The passage they stood in was lit up by two lanterns hung by the side of either wall. Brandon opened the one to his left and reached closer to the exposed flame. Within a moment his cigar caught on. Then he inclined forward to pull and blow at it, coaxing it to stay alight.

When he was satisfied he closed the casing and ashed the cigar as he tapped it on the wall.

Down the short passage was a wide oak door leading to the nave where everyone else gathered. "I say it's the second one that is driving you insane because your entire home hangs in balance. For some reason how it may all go down is put in your responsibility. Sure ai, tis too much to bear, but are you gonna risk it whether you understand this or not? Or are you just gonna let it past your guard."

"No. You know what I think it's both." Shrilled Brandon. "Climbing to this position was a struggle on its own. Like that wasn't enough I'm suddenly greeted by the end of the world type o' shit. But tell me, the rules that that prophecy speaks, how much of it are you certain of?"

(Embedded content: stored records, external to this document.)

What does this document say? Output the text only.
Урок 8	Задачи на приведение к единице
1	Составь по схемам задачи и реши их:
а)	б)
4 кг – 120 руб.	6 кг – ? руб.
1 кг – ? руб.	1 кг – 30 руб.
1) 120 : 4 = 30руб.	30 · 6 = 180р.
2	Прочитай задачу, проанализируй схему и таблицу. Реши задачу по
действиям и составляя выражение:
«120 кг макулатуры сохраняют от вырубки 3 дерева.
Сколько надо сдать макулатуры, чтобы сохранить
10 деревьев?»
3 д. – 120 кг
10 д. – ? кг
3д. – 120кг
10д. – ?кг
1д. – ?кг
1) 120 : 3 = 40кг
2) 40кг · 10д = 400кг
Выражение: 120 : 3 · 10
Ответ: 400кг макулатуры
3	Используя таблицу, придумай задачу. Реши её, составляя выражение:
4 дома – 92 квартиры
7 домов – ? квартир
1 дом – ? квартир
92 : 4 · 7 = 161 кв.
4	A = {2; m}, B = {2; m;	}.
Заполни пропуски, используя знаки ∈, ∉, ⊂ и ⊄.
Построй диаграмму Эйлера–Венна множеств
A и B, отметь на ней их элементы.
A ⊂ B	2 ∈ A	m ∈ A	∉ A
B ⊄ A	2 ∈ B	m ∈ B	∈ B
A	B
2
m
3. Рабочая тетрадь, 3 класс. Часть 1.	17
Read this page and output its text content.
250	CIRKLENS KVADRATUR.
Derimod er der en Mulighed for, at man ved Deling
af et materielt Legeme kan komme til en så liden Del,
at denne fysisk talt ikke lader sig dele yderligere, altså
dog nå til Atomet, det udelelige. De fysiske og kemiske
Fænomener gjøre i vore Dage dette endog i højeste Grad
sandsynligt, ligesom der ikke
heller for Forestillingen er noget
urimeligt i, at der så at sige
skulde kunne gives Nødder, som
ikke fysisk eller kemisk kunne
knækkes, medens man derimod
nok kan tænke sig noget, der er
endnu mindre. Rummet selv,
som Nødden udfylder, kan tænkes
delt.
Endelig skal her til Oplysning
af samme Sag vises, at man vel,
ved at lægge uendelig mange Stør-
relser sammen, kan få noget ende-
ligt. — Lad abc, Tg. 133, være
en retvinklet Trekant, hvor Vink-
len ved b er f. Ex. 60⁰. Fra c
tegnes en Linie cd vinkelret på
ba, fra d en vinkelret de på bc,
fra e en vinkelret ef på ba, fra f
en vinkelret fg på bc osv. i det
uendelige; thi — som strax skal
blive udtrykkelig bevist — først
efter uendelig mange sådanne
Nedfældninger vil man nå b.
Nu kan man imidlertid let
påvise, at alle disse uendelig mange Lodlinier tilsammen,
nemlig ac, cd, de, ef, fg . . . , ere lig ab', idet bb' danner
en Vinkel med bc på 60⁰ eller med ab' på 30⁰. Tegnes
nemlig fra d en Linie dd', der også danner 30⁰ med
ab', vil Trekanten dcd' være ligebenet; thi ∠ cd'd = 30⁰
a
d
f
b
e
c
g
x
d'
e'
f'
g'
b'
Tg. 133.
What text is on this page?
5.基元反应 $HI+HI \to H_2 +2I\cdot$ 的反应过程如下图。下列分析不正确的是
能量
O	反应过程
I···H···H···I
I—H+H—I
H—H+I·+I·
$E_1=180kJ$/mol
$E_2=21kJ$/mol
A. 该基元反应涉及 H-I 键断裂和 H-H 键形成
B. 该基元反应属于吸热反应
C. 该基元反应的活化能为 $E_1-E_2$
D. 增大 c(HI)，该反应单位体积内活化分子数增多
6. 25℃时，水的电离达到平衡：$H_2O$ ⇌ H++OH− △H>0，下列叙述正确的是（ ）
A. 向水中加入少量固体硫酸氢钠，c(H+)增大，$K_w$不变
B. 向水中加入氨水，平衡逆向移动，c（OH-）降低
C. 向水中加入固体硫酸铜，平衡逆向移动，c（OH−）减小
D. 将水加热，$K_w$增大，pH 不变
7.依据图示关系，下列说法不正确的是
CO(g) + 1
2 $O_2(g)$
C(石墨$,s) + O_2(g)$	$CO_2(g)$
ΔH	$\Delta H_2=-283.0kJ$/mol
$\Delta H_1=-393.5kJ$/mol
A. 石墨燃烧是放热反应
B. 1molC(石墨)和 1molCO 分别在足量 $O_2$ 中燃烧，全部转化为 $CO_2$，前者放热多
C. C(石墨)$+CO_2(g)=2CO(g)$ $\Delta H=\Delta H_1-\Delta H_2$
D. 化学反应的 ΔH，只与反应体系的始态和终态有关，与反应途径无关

"Bran... you're sweating..."

When he stopped to listen to Nine he caught his fingers trembling. From the surprise and paranoia he didn't understand he began to choke on his own air.

"Tis why I stick to cheap stuff." He spat the cigar to the ground and shuffled his boot over it to extinguish its sparks, grunting and coughing in the process. It was an excuse but enough to ignore something.

"Bran... are you, scared?"

Almost instantly, the person getting the question was taken aback. He brought himself back to the

moment by sighing, almost not realising that he'd gone silent for half a minute. When he replied an unclear answer to whether or not he was scared, Nine shot another question his way. "Hang on, do you know someone who goes by the second name Feustin?"

"Not sure." He hastily replied. " I mean, no, no I don't know anyone whom has that surname. I was just concerned another unassuming soul would be endangered by the so-called omen. Worried that some woman will have to bear the price of our fates combined... It's nothing, really."

"Who said it is a woman?"

"Uh well-"

Suddenly, the doors creaked open and a young man looking thirty years of age all because fear wrinkled up his face peered through before excusing himself. "S-sorry mister, they were asking for you both over here." Said he. His message unto the two was rejected by their hands waving him to move forward. The fella was very hesitant in approaching Nine and Brandon like they'd drop him to his grave the same way Nine did to that poor priest and both not give a care in a lifetime how he coldly lay on the floor, dead.

When the young man found the courage to sprint out the exit, Nine turned to the pal and says: "It'll be okay, Bran." He placed his hand on his shoulder and kept his stare between looking into his eyes and at the floor. "By order of the heavens and Earth, I just know it."